Annual film festival in Milan, Italy

African, Asian and Latin American Film Festival (Festival del Cinema Africano, d’Asia e America Latina, FESCAAAL) is an annual film festival in Milan, Italy.

== Profile ==

The festival was organized by the Centro Orientamento Educativo (COE) Association as a cultural event aimed to promote cinema and cultures of countries in Africa, Asia and Latin America.

The line-up of the very first 1991 edition featured a retrospective on Senegalese cinema and a section on children's rights.

The festival takes place in Milan every spring at different venues around the city. Apart from screenings, FESCAAL hosts various cultural events and round tables, such as Africa Talks, dedicated to environmental discussions.
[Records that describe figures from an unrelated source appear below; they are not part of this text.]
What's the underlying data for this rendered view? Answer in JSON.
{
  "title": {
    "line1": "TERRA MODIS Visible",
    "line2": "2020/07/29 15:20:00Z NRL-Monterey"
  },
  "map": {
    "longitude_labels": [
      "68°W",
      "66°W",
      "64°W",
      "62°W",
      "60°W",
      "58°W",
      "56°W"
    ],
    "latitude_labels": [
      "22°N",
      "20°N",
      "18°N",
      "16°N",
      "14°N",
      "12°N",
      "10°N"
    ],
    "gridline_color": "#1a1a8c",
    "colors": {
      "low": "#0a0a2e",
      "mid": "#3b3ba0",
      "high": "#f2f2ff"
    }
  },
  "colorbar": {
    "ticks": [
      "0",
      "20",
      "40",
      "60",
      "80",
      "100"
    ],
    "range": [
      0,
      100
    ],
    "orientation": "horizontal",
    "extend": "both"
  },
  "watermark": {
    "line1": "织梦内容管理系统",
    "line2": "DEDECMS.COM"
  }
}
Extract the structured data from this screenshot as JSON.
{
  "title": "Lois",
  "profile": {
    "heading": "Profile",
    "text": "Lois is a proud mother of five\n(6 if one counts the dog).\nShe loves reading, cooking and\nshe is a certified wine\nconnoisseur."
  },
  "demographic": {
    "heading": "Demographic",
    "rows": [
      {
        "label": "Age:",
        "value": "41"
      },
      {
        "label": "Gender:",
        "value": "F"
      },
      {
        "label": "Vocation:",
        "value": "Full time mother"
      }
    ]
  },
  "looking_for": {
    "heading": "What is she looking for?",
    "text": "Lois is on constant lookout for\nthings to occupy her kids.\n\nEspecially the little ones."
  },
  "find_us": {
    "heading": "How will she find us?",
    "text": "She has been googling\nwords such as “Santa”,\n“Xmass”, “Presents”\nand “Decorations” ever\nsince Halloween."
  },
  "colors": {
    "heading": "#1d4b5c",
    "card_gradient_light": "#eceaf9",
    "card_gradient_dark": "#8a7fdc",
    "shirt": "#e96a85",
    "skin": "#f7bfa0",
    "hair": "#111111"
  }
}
The MiWorld Youth Film Festival (MiWY) was established in 2020. As part of FESCAAL, MiWY targets schoolchildren and promotes cross-cultural and cinematic discovery.

== Sections ==

- Lungometraggi Finestre sul Mondo competition (Feature-Length Window Into the World);
- Cortometraggi Africani competition (African Shorts);
- Extra competition for films made by Italian directors;
- E tutti ridono (Everyone Smiles);
- Fuori Concorso (Out of competition);
- Flash section includes all other films in the line-up.